Stronger metals prices also pushed up miners, with Glencore, Anglo American and Antofagasta climbing 2-3 percent. In today’s European markets most indices edged higher with Germany’s DAX adding 1.5 percent at 10935.00, U.K.’s FTSE climbing 1.5 percent to last trade at 6879.30, France’s CAC 40 advancing 0.9 percent at 4670.50 while the Euro Stoxx surged 1 percent to last trade at 3133.00 as of 12:20 GMT.

German and U.K. industrial production rises less than expected in October …

German industrial production rose less than expected in the past month according to data released early this morning. This is considered a sign that Europe’s biggest economy might not be growing as vehemently as once thought. The data indicated that overall, industrial production had a subdued start to the fourth quarter. Specifically, Industrial output edged up by 0.3 percent on the month according to data from the Economy Ministry but manufacturing production was almost flat, edging up only 0.1 percent, while the energy output fell 0.5 percent.

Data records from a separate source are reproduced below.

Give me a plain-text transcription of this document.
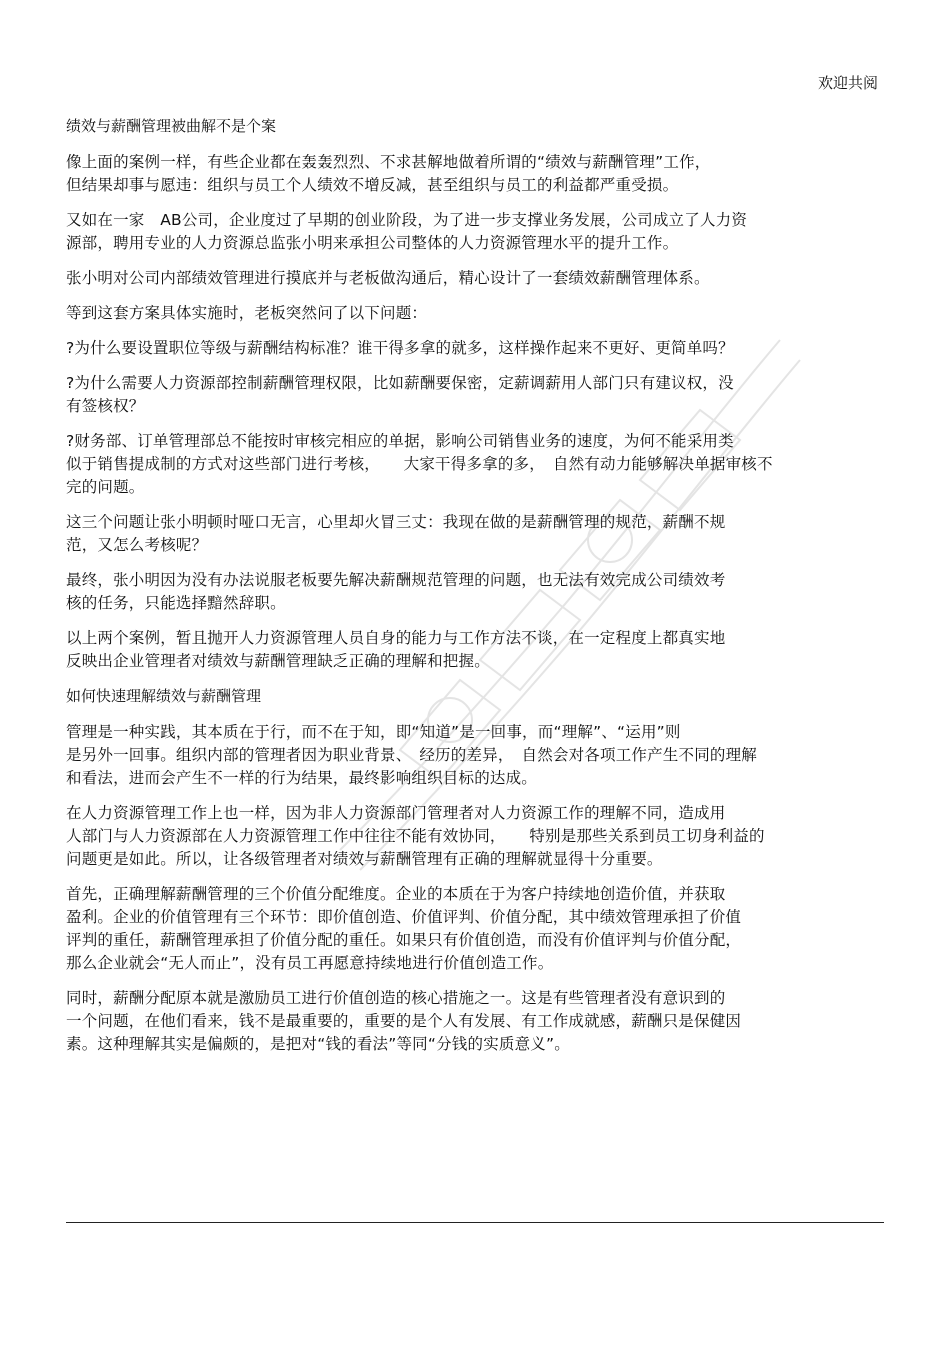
欢迎共阅

绩效与薪酬管理被曲解不是个案

像上面的案例一样，有些企业都在轰轰烈烈、不求甚解地做着所谓的“绩效与薪酬管理”工作，
但结果却事与愿违：组织与员工个人绩效不增反减，甚至组织与员工的利益都严重受损。

又如在一家　AB公司，企业度过了早期的创业阶段，为了进一步支撑业务发展，公司成立了人力资
源部，聘用专业的人力资源总监张小明来承担公司整体的人力资源管理水平的提升工作。

张小明对公司内部绩效管理进行摸底并与老板做沟通后，精心设计了一套绩效薪酬管理体系。

等到这套方案具体实施时，老板突然问了以下问题：

?为什么要设置职位等级与薪酬结构标准？谁干得多拿的就多，这样操作起来不更好、更简单吗？

?为什么需要人力资源部控制薪酬管理权限，比如薪酬要保密，定薪调薪用人部门只有建议权，没
有签核权？

?财务部、订单管理部总不能按时审核完相应的单据，影响公司销售业务的速度，为何不能采用类
似于销售提成制的方式对这些部门进行考核，　　大家干得多拿的多，　自然有动力能够解决单据审核不
完的问题。

这三个问题让张小明顿时哑口无言，心里却火冒三丈：我现在做的是薪酬管理的规范，薪酬不规
范，又怎么考核呢？

最终，张小明因为没有办法说服老板要先解决薪酬规范管理的问题，也无法有效完成公司绩效考
核的任务，只能选择黯然辞职。

以上两个案例，暂且抛开人力资源管理人员自身的能力与工作方法不谈，在一定程度上都真实地
反映出企业管理者对绩效与薪酬管理缺乏正确的理解和把握。

如何快速理解绩效与薪酬管理

管理是一种实践，其本质在于行，而不在于知，即“知道”是一回事，而“理解”、“运用”则
是另外一回事。组织内部的管理者因为职业背景、　经历的差异，　自然会对各项工作产生不同的理解
和看法，进而会产生不一样的行为结果，最终影响组织目标的达成。

在人力资源管理工作上也一样，因为非人力资源部门管理者对人力资源工作的理解不同，造成用
人部门与人力资源部在人力资源管理工作中往往不能有效协同，　　特别是那些关系到员工切身利益的
问题更是如此。所以，让各级管理者对绩效与薪酬管理有正确的理解就显得十分重要。

首先，正确理解薪酬管理的三个价值分配维度。企业的本质在于为客户持续地创造价值，并获取
盈利。企业的价值管理有三个环节：即价值创造、价值评判、价值分配，其中绩效管理承担了价值
评判的重任，薪酬管理承担了价值分配的重任。如果只有价值创造，而没有价值评判与价值分配，
那么企业就会“无人而止”，没有员工再愿意持续地进行价值创造工作。

同时，薪酬分配原本就是激励员工进行价值创造的核心措施之一。这是有些管理者没有意识到的
一个问题，在他们看来，钱不是最重要的，重要的是个人有发展、有工作成就感，薪酬只是保健因
素。这种理解其实是偏颇的，是把对“钱的看法”等同“分钱的实质意义”。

UK industrial production also took a tumble in October as Britain’s industrial sector has suffered its biggest fall in output since 2012. Specifically, UK industrial production shrank by 1.3% in October, compared to expectations of a 0.2% rise. It is worth noting that the disappointing results may be partly due to the temporary shutdown of the Buzzard oil field in the North Sea. Output across manufacturing firms fell by 0.9% in October which marks the nation’s weakest performance since February, and will raise fears that the economy is weakening.